Somos personalmente responsables ante Dios: yo creo y nadie puede hacerlo por mí; yo he pecado (“pecador me concibió mi madre”) y no me excuso en generalidades, disolviendo mi responsabilidad en “todos”, en “los demás”, o justificándome en que todos somos pecadores para disminuir la gravedad de mis propios actos.
Por eso tiene un gran valor la oración “Yo confieso” en cuanto acto penitencial y así se entiende que el sacramento de la Penitencia requiera de la confesión de los pecados, la acusación personal y reservada al sacerdote de todos y cada uno de los pecados cometidos, realizada con arrepentimiento y dolor, directa y clara. ¡Más personal imposible: delante de Dios cada uno!

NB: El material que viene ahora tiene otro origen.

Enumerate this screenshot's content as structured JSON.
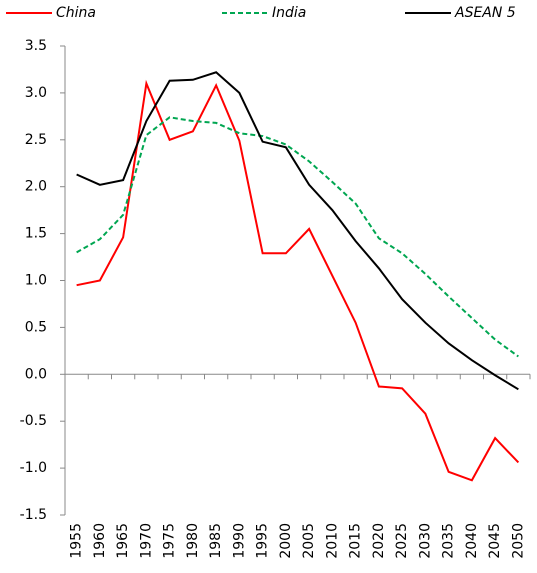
{
  "chart_data": {
    "type": "line",
    "categories": [
      "1955",
      "1960",
      "1965",
      "1970",
      "1975",
      "1980",
      "1985",
      "1990",
      "1995",
      "2000",
      "2005",
      "2010",
      "2015",
      "2020",
      "2025",
      "2030",
      "2035",
      "2040",
      "2045",
      "2050"
    ],
    "series": [
      {
        "name": "China",
        "color": "#ff0000",
        "dashed": false,
        "values": [
          0.95,
          1.0,
          1.46,
          3.1,
          2.5,
          2.59,
          3.08,
          2.49,
          1.29,
          1.29,
          1.55,
          1.05,
          0.55,
          -0.13,
          -0.15,
          -0.42,
          -1.04,
          -1.13,
          -0.68,
          -0.94
        ]
      },
      {
        "name": "India",
        "color": "#00a651",
        "dashed": true,
        "values": [
          1.3,
          1.44,
          1.7,
          2.55,
          2.74,
          2.7,
          2.68,
          2.57,
          2.54,
          2.45,
          2.27,
          2.05,
          1.82,
          1.45,
          1.29,
          1.07,
          0.83,
          0.6,
          0.37,
          0.19
        ]
      },
      {
        "name": "ASEAN 5",
        "color": "#000000",
        "dashed": false,
        "values": [
          2.13,
          2.02,
          2.07,
          2.7,
          3.13,
          3.14,
          3.22,
          3.0,
          2.48,
          2.42,
          2.02,
          1.75,
          1.42,
          1.13,
          0.8,
          0.55,
          0.33,
          0.15,
          -0.01,
          -0.16
        ]
      }
    ],
    "ylim": [
      -1.5,
      3.5
    ],
    "yticks": [
      -1.5,
      {
        "value": -1,
        "label": "-1.0"
      },
      -0.5,
      {
        "value": 0,
        "label": "0.0"
      },
      0.5,
      {
        "value": 1,
        "label": "1.0"
      },
      1.5,
      {
        "value": 2,
        "label": "2.0"
      },
      2.5,
      {
        "value": 3,
        "label": "3.0"
      },
      3.5
    ]
  }
}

Con palabras de Ratzinger:
“El ‘pueblo nuevo’ se distingue por una nueva estructura de responsabilidad personal, que se manifiesta en la personalización del acontecimiento cultual. De ahora en adelante, cada uno es llamado a penitencia por su propio nombre, y en virtud del bautismo personal, que ha recibido como tal individuo concreto es también llamado en persona, que ha recibido como tal individuo concreto, es llamado en persona a realizar actos singulares de penitencia, de modo que ya no es suficiente el genérico ‘nosotros hemos pecado’”[1].
Por eso no es modo habitual absoluciones generales, colectivas, a masas silenciosas, sino la confesión y absolución personal, individual. Por eso poco valen los discursos y soflamas sobre “los pecados de la Iglesia” y “la necesidad de que la Iglesia cambie y se renueve”: ¡eso no lo hicieron los santos!, sino el reconocimiento del pecado personal, la conversión y enmienda de la propia vida.
Lo personal no se opone a lo eclesial o lo comunitario, sino que se integra, y lo eclesial potencia lo personal. Por eso, nada más personal que la conversión a Cristo y a la vez más eclesial; nada más personal y discreto (jamás delante de todos en voz alta) que la confesión sacramental de los propios pecados y a la vez más eclesial, pues es la Iglesia la que me recibe, me comunica la Gracia, me reintegra a ella.
Vayamos a la contemplación teológica que von Balthasar (al igual que hace Ratzinger) ofrece, siempre sugerente:
“Este despertar a la propia realidad, al que, por otra parte, sólo se es llamado por el encuentro cara a cara con Jesús, es el acto central de la conversión. Todos los ropajes en los que el yo se ha ocultado y alienado se vienen abajo; el alma queda desnuda ante Dios…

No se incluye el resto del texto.